La variole simienne est une maladie qui se transmet des animaux aux hommes. Les cas sont souvent observés à proximité des forêts tropicales humides où se trouvent des animaux porteurs du virus. Ces animaux peuvent être des rongeurs tels que des écureuils, des rats braconniers de Gambie, des loirs, mais aussi des primates non humains tels que différentes espèces de singes. La transmission se fait par contact direct avec le sang, les fluides corporels ou les lésions de la peau ou des muqueuses d'animaux infectés par exemple par une morsure ou une griffure ou par la préparation ou la consommation de viande de brousse insuffisamment cuite.

La transmission interhumaine se produit à l’occasion d’un contact prolongé en face à face par des gouttelettes respiratoires ou par contact direct avec une personne infectée, à travers les fluides corporels, les lésions cutanées de la maladie ou les muqueuses internes comme la bouche, ainsi que par des objets que le malade a contaminés, comme des vêtements ou du linge de lit.  

Symptômes

L’infection par le virus de la variole du singe peut provoquer une éruption vésiculeuse, faite de vésicules remplies de liquide qui évoluent vers le dessèchement, la formation de croutes puis la cicatrisation. Des démangeaisons peuvent survenir. Les vésicules se concentrent plutôt sur le visage, dans la zone ano-génitale, les paumes des mains et plantes des pieds, peuvent être présentes mais également sur le tronc et les membres. Les muqueuses sont également concernées, dans la bouche et la région génitale. Cette éruption peut s’accompagner de fièvre, de maux de tête, des courbatures et d’asthénie. Les ganglions lymphatiques peuvent être enflés et douloureux, sous la mâchoire, au niveau du cou ou au pli de l’aine. Des maux de gorge sont également signalés.

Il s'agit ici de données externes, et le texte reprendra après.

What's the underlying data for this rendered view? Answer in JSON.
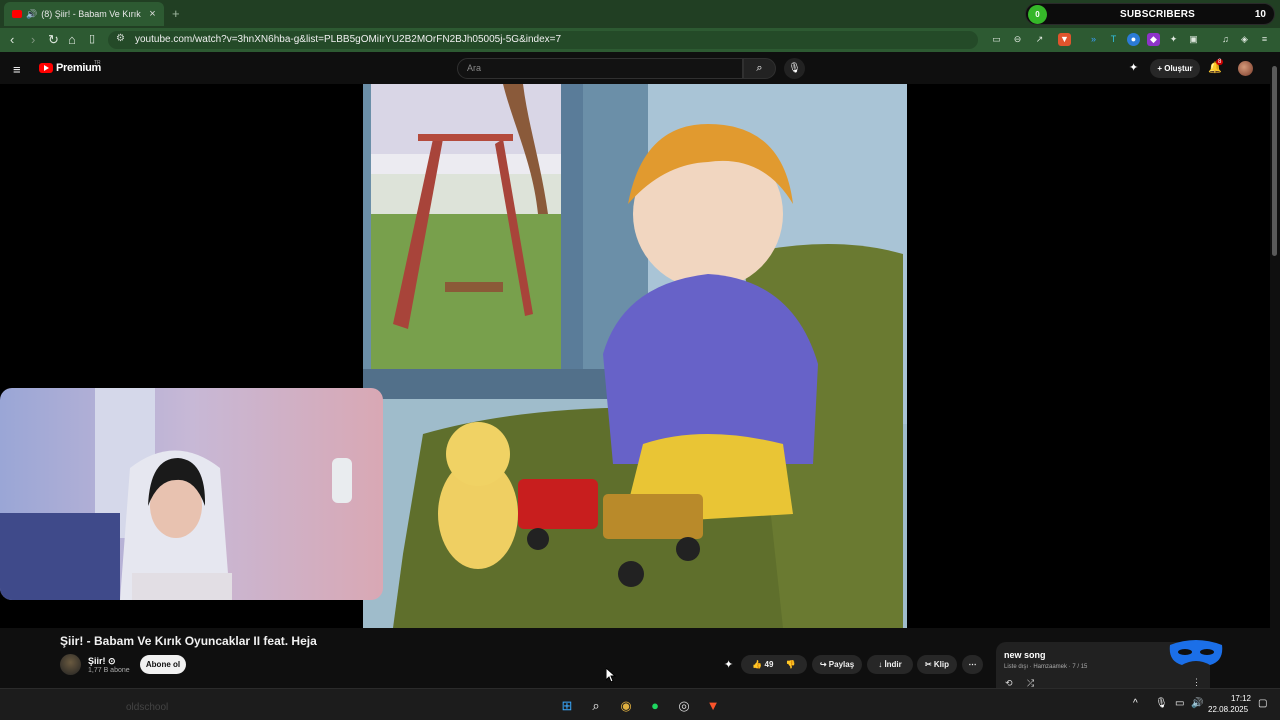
{
  "browser": {
    "tab_title": "(8) Şiir! - Babam Ve Kırık Oyu",
    "url": "youtube.com/watch?v=3hnXN6hba-g&list=PLBB5gOMiIrYU2B2MOrFN2BJh05005j-5G&index=7",
    "subscribers_widget": {
      "left_count": "0",
      "label": "SUBSCRIBERS",
      "right_count": "10"
    }
  },
  "youtube": {
    "logo_text": "Premium",
    "logo_cc": "TR",
    "search_placeholder": "Ara",
    "create_label": "Oluştur",
    "notif_count": "8"
  },
  "video": {
    "title": "Şiir! - Babam Ve Kırık Oyuncaklar II feat. Heja",
    "channel": "Şiir! ⊙",
    "channel_subs": "1,77 B abone",
    "subscribe_label": "Abone ol",
    "likes": "49",
    "share_label": "Paylaş",
    "download_label": "İndir",
    "clip_label": "Klip"
  },
  "playlist": {
    "title": "new song",
    "meta": "Liste dışı · Hamzaamek · 7 / 15"
  },
  "taskbar": {
    "time": "17:12",
    "date": "22.08.2025",
    "ghost_text": "oldschool"
  },
  "colors": {
    "accent_green": "#35b729",
    "youtube_red": "#ff0000",
    "chrome_green": "#2d5a32"
  }
}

L’incubation de la maladie peut aller de 5 à 21 jours. La phase de fièvre dure environ 1 à 3 jours. La maladie guérit le plus souvent spontanément, au bout de 2 à 3 semaines mais parfois 4 semaines.

Dans les pays où le virus circule activement, jusqu’à une personne sur 10x peut décéder suite à une infection par le virus Monkeypox, la plupart des décès survenant dans les groupes d'âge les plus jeunes. Cependant, lors de l’épidémie survenue aux USA en 2003, aucun décès n’est survenu parmi les 81 cas diagnostiqués. Les personnes immunodéprimées sont également susceptibles de présenter des formes sévères. 

Diagnostic biologique

L’infection à virus Monkeypox est suspectée selon le contexte épidémiologique et après avoir écarté les diagnostics différentiels : autres maladies à éruption cutanée comme la varicelle, la rougeole, les infections bactériennes cutanées, la gale, la syphilis et les allergies médicamenteuses. La confirmation diagnostique de variole simienne est biologique par l’identification du virus notamment par qPCR ou RT-PCR (prélèvements cutanés ou naso-pharyngé en cas de poussée éruptive dans la bouche ou la gorge).